Might it be possible to find a resolution that is better supported by homeowners? In this regard, I would ask the board to recall what Charles Heath said about surveys being snapshots. His point was that public opinion is not static. It can change and it does change depending on countless factors. The advisory question provided the board with critical insights into some of the more salient factors. Those insights should help guide the board’s response.
The respondent numbers suggest that approximately 45% support the current ski lodge replacement project proposal. Can the proposal be modified to attract more supporters without alienating significant numbers of existing supporters? Possibly. Can additional information be provided to the community to sufficiently address concerns to convert a percentage of project skeptics into project proponents? Potentially. These options are not mutually exclusive.
Second, the board should expedite any changes that may be made to the replacement ski lodge proposal. For financial and other reasons, the board and the association have an interest in resolving the ski lodge issue as quickly as possible. In addition to potential financial costs, there could also be opportunity costs associated with project delays.
For the board, for staff, and for the members, the ski lodge replacement project often feels like an all-consuming fixation. The December 2021 member survey, which will be discussed at this Friday’s board meeting alongside the advisory question results, suggests a number of issues that require board and staff attention. The longer we delay the ski lodge project, the longer we potentially delay addressing those other needs. Delaying effective action on these other issues will likely exacerbate community divisions.

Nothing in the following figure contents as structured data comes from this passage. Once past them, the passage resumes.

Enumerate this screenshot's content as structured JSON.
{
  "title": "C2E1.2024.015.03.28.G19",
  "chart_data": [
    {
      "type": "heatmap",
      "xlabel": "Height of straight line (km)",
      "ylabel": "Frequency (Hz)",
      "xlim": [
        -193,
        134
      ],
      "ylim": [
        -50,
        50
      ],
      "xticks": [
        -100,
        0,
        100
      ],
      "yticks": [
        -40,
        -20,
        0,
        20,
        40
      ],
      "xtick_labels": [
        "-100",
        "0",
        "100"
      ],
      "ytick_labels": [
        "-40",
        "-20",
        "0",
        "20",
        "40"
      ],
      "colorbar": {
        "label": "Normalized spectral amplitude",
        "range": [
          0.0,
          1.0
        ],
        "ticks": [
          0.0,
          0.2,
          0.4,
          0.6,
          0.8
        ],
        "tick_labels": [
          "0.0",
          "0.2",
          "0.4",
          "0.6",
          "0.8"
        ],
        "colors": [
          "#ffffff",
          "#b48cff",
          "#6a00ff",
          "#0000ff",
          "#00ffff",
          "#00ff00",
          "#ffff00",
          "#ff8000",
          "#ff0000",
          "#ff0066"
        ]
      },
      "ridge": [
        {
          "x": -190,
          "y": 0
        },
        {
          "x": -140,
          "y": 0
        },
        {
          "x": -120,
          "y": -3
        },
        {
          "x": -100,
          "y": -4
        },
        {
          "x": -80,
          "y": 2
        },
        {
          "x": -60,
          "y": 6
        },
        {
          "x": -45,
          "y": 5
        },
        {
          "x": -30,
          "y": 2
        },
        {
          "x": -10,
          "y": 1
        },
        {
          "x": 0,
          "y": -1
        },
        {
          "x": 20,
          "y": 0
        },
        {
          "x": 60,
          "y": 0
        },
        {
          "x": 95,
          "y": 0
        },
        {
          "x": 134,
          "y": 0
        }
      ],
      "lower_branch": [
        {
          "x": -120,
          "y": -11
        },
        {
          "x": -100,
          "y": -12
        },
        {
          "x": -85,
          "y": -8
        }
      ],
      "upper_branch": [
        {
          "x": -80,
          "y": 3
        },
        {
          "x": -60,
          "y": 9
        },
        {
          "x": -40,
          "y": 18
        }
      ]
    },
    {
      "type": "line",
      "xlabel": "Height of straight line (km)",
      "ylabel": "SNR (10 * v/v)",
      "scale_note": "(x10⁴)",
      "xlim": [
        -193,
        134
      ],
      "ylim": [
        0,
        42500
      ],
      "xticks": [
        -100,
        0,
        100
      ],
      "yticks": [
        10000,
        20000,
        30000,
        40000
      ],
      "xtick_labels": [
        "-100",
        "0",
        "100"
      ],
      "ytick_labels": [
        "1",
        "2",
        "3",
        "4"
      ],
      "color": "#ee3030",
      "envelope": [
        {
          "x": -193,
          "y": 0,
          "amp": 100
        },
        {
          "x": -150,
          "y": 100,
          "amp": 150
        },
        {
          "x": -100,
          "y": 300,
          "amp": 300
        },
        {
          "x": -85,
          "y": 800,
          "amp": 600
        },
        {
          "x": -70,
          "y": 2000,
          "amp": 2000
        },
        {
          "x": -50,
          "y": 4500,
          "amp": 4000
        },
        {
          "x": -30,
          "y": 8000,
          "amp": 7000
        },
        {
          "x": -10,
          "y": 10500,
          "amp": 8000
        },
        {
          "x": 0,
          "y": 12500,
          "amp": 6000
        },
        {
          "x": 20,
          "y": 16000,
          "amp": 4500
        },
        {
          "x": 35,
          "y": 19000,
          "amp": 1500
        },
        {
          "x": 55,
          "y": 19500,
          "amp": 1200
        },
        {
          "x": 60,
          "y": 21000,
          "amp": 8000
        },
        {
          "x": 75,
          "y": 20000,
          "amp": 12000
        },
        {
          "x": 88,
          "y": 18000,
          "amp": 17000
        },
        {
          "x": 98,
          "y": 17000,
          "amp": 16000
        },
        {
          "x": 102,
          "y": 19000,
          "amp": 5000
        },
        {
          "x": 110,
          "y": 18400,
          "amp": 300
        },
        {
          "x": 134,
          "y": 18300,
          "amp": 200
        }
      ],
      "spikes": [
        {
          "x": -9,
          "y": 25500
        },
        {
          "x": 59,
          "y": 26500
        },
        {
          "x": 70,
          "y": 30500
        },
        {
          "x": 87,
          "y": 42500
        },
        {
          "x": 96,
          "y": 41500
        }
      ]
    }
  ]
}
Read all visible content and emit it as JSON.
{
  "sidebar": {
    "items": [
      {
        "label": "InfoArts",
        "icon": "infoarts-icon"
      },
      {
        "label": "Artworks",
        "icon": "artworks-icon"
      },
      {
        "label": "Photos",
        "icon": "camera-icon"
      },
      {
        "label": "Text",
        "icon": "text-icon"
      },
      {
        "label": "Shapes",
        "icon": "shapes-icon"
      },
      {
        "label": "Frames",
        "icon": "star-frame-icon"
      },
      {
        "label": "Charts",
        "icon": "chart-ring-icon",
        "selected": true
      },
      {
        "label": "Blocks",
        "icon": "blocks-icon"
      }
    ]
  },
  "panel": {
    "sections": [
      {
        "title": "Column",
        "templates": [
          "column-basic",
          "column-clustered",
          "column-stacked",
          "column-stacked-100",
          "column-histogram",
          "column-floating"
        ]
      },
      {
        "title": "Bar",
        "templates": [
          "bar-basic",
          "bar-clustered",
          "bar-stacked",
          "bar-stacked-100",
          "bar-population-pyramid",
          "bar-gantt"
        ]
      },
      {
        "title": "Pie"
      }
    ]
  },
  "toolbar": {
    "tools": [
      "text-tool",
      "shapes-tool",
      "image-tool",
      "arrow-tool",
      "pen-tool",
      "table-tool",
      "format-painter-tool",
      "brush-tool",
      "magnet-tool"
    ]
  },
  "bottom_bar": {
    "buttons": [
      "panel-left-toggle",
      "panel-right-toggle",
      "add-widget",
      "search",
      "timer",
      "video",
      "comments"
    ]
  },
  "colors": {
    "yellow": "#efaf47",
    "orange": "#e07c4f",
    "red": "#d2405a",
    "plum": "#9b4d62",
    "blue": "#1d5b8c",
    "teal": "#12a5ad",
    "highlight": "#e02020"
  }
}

Third, having deliberately sought the members’ advice on the current ski lodge replacement proposal, the board is obliged to be responsive to that advice.
The board should not over-simplify what it means to be responsive to member advice. It may be possible to be responsive by working with the architects and staff to modify the existing proposal to increase efficiency and reduce costs while still satisfying our priority needs and expectations. (I would remind the board that it earlier challenged the architects to shave one million dollars off the project cost.)
It may also be that, given the fixed costs associated with the project, or given the costs associated with a delay, no meaningful cost savings can be implemented. In that case, being responsive could require the board to explain in greater clarity why the existing design is ultimately the most cost effective design for our purposes.
As I stated previously, “If we wish to accomplish anything positive and productive for our community, we must return to a calm, humane, and reasonable approach to governance.” I pushed to conduct the advisory question because I believed it could help set us on a path toward that return. I still believe that is possible, provided we are all guided, in Lincoln’s words, “by the better angels of our nature.”